Банки со смесью из кладовой отпускались без ограничений: снабженцы понятия не имели о далеко идущих планах Бельчика.
Он взялся за дело со свойственной ему основательностью: «сконструировал перегонный аппарат». Выяснилось, что он ничего никуда не перегоняет.
— «Техническая смекалка» у тебя есть? Нахальство у тебя есть! — кричал Тима. — Тащи ведро кипятку! Ты только на это и способен.
Тима вывалил смесь в кружку, залил кипятком, размешал и выпил. Глаза у него на лоб полезли, его всего передернуло.
— Неужели и я буду такой, когда выпью? — с ужасом спросил Николай.
Но Тима отдышался и бодро объявил:
— Спирт имеется. В пропорции примерно одна доля на девяносто девять парафина. Прошу учесть, что я рисковал жизнью во имя любимой науки.
Пропорция была неутешительная, но один за другим все приложились к «адской смеси». Поскольку она была горячая, Дзитиев сказал, что похоже на глинтвейн. И как-то к ней притерпелись. Однажды я увидела, как мужчины намазывают «смесь» на хлеб и с проклятьями, но бесперебойно глотают.
— Не всегда же под рукой кипяток, — резонно объяснил Дзитиев, — в конце концов какая разница? Организм нуждается в энной дозе алкоголя. Почему он должен быть обязательно в жидком виде? Можно и в полутвердом.
— Даже в газообразном, — мрачно подтвердил Тима, раскатывая по столу комочек «смеси», похожий на шарик из пластилина.
Все как заворожённые уставились на этот шарик: из него сочилась прозрачная капля. Она тут же была дегустирована: чистый спирт!
— Мать честна́я! Их просто надо было давить! — Бельчик был убит.
— Химик! Техник! Обалдуй! — стонал Тима, усердно выжимая содержимое банки в стакан.
Мы не успели передавить все имеющиеся банки, как нам доставили спирт, но в тот момент это нас уже меньше всего занимало.
Николай принял радиограмму о том, что нам могут выслать самолет с боеприпасами и продовольствием, если мы подготовим площадку. Ничего похожего на площадку у нас не было, но Дед сказал, что она будет, и мы указали место посадки: небольшой луг, на котором не то что «Дугласу» разбежаться, но «кукурузничку» сесть было некуда.
Немедленно объявили аврал: сколько было народу, все бросились выравнивать и выкашивать луговину.
Две ночи зажигали условным треугольником костры. На третью самолет благополучно приземлился.
Мы курили папиросы с Большой земли, читали свежие газеты с Большой земли, с любопытством, словно годы не видели, разглядывали людей с Большой земли.

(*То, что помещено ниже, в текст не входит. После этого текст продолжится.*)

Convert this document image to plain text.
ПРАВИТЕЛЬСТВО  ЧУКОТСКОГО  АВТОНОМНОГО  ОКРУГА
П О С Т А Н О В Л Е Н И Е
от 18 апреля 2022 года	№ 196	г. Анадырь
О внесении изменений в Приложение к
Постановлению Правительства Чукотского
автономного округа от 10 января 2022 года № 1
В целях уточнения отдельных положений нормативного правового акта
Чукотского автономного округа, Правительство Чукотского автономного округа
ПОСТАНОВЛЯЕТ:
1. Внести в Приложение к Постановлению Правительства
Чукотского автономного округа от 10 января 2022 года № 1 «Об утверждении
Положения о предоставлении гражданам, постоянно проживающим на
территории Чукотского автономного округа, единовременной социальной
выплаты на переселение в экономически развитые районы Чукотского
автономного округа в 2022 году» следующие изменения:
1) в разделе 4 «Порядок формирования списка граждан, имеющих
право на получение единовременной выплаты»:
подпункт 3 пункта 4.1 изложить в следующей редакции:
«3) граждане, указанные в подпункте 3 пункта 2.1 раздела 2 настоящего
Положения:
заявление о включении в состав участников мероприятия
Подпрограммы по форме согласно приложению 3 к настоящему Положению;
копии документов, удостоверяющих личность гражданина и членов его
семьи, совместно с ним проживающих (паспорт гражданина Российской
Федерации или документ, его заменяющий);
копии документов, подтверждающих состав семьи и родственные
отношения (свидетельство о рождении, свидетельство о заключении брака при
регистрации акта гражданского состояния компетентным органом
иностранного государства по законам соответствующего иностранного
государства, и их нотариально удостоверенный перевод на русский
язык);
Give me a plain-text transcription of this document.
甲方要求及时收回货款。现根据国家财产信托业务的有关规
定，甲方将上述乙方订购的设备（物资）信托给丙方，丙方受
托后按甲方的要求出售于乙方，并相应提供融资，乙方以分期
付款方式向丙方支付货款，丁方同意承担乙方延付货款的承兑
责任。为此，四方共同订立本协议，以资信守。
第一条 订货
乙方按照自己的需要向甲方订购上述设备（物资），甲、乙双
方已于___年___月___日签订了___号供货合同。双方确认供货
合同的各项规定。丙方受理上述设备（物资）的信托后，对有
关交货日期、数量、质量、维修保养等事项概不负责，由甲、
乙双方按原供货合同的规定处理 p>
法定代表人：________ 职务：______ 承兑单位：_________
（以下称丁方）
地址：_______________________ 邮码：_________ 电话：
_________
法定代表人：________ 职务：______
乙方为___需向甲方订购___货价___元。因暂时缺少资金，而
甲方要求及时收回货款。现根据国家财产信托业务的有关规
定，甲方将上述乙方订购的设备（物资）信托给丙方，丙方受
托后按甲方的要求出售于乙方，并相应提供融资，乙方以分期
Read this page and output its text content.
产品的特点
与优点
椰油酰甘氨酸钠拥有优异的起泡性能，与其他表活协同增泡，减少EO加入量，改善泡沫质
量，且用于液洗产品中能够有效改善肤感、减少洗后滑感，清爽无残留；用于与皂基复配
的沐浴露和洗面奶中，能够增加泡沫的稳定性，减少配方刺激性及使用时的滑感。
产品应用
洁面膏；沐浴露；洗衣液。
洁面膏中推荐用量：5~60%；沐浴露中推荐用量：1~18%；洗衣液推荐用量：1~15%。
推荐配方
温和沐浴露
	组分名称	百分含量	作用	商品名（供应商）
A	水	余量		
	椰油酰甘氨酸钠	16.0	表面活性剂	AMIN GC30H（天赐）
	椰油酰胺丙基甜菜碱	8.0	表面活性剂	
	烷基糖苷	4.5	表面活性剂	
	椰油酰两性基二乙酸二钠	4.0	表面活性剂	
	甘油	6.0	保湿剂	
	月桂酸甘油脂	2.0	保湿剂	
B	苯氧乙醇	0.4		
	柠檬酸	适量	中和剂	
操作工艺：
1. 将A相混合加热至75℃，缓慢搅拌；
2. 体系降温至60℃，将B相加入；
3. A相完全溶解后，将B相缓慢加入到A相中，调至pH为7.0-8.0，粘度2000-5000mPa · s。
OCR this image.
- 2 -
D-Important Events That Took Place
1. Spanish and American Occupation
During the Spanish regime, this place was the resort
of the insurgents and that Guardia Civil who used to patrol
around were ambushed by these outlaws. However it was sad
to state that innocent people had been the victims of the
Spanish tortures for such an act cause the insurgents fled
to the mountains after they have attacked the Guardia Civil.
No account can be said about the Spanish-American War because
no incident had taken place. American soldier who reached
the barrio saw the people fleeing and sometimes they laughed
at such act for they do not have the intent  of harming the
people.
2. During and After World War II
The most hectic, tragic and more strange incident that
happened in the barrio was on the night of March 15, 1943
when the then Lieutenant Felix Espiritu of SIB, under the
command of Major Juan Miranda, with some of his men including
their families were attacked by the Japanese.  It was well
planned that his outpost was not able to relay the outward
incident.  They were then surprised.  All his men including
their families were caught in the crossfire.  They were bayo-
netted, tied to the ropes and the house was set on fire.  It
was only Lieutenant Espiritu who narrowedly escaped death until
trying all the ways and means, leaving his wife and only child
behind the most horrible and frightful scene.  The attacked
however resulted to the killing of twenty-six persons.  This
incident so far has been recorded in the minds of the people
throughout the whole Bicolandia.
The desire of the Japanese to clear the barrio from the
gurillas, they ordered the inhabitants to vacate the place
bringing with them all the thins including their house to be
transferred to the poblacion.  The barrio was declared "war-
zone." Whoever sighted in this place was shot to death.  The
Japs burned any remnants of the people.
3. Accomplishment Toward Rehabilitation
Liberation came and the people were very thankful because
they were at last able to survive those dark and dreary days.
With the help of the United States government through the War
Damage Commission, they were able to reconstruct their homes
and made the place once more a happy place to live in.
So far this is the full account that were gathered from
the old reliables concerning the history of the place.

А они охотно курили трофейные сигареты, и с великой благодарностью навешивали на себя подаренные нами «зауэры» и «мелиоры». Мы выглядели, на их взгляд, экзотично: одетые кто во что горазд, обвешанные оружием, с обоймами за голенищами и с ленточками на шапках.
Дед вызвал нас и сказал, оглаживая бороду:
— Поскольку есть оказия и можно самолетом отправить, давайте пишите на ребят реляции. Кто чего совершил. Чтобы коротко и ясно. Без вертуозов этих ваших. А вас, язви вас в душу, я сам представлю.
Дзитиев сказал за всех, что сделаем.
Мы уже выходили из землянки, когда Дед закричал своим странно молодым, неистовым голосом, известным всему партизанскому краю:
— Посмертно, посмертно не забудьте всех, кто с Петряем.
Он махнул рукой. Слеза мгновенно набежала на его младенчески голубые глаза. И мы поскорее вышли. Смотреть на эту слезу было нестерпимо, как на каплю автогенного пламени.
И первые наградные листы мы написали на лыньковцев. А потом перешли к живым. Мы знали, как надо писать реляции, эти несколько строк косноязычного текста, в которых чудодейственным образом укладывается величие подвига. И мы справились с заданием Деда довольно быстро.
А когда мы закончили, у нас, у всех одновременно, возникла мысль: надо представить к правительственной награде и писателя.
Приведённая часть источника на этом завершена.